By Fady Hanna, Duke Divinity School Intern
The tragic mass murder in Orlando this past weekend is yet another reminder of the challenges that we as Americans must rise to meet – together. Public news media reports a connection between the shooter and the Islamic State, further invigorating the ethos of fear and resentment towards our Muslim-American community. As has often been the case in the years since the 9/11 attacks, tragic events entice Americans into harboring a misguided perception that our fellow Muslim-American citizens are per se enemy combatants. This ethos of fear and disdain further fragments us as Americans, as North Carolinians, and even as Christians.
Since its establishment in 1935, the North Carolina Council of Churches has sought to promote unity and reconciliation towards a more just society. Part of our effort to achieve that objective requires that Council staff and directors remain cognizant and well informed of the social, political, cultural issues of our day.
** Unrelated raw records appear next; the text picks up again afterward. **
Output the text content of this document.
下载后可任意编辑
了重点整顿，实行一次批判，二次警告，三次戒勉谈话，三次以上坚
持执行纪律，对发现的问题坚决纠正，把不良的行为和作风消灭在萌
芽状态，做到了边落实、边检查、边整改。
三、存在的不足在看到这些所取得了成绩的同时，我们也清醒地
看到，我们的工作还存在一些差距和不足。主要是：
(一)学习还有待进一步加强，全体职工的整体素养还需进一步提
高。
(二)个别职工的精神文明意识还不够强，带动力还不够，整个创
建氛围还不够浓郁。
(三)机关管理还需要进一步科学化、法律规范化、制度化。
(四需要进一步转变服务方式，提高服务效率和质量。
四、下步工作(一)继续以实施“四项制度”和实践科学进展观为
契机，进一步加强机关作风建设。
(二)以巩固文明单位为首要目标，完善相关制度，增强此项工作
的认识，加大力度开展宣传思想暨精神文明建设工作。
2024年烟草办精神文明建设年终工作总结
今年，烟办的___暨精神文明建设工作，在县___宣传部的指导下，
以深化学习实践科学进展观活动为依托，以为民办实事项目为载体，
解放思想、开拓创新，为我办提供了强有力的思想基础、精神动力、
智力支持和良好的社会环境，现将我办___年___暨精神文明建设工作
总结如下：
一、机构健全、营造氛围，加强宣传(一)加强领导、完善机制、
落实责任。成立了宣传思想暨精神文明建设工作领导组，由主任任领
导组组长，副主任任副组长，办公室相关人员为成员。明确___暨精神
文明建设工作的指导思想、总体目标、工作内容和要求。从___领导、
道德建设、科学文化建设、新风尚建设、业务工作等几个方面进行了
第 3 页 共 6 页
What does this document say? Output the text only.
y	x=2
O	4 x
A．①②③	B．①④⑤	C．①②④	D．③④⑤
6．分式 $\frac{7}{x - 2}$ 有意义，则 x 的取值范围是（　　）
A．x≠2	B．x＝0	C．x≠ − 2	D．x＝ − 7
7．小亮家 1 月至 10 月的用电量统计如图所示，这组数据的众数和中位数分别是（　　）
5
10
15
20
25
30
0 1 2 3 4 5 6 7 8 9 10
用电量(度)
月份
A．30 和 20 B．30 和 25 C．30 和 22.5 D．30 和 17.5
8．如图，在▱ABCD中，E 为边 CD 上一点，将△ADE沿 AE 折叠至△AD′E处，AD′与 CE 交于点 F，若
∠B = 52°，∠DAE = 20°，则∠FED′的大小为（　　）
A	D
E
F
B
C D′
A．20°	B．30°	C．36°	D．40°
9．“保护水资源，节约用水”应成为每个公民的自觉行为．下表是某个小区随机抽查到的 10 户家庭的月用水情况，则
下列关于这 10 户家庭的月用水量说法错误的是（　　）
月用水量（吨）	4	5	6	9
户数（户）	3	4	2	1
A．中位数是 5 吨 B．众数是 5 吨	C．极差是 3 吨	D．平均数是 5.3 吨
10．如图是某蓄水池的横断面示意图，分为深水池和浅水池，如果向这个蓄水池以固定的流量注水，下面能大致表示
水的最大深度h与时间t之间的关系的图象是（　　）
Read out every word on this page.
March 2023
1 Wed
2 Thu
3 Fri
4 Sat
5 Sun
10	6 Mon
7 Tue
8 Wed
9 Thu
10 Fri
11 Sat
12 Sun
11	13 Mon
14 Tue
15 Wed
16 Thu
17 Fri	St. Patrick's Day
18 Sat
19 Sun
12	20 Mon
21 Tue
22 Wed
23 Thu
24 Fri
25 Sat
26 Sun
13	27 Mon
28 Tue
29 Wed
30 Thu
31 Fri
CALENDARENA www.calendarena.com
Just this past week, the governing board of the North Carolina Council of Churches invited human rights activist and co-founder of Muslims for Social Justice, Manzoor Cheema, to deliver a presentation on the topic of Islamophobia at the Council’s quarterly board meeting. Mr. Cheema spoke on the racialization of Islam, and the popular misguided attitudes towards Muslim communities at large.
One of the highlights of Mr. Cheema’s presentation was a discussion of the interplay between social policy and terrorism. When we as a society fail our children by abandoning them to poverty, discrimination, and injustice, we leave them vulnerable to exploitation by crime organizations and terror networks. And just as our children are susceptible to these criminal forces, so too are our unwelcomed and neglected neighbors.
Hatred and violence proliferate wherever there is fear and anxiety– whether on a personal, local, national, or even global level. Fear and anxiety grow their roots wherever there is excessive rigidity and an adamant refusal to learn, understand, and empathize with our neighbors. Whitney Wilkinson, governing board member and pastor at Cameron Presbyterian, engaged the board and Council staff in an insightful discussion on the importance of knowing who we are as a Christian body in order to be able to welcome neighbors into our community. The longer we remain preoccupied with our own interests and neglect the needs of others – regardless of creed or race – the more fragmented our community will become, and the more susceptible we will be to those forces of hatred and violence that threaten to tear apart the delicate fabric holding our communities together.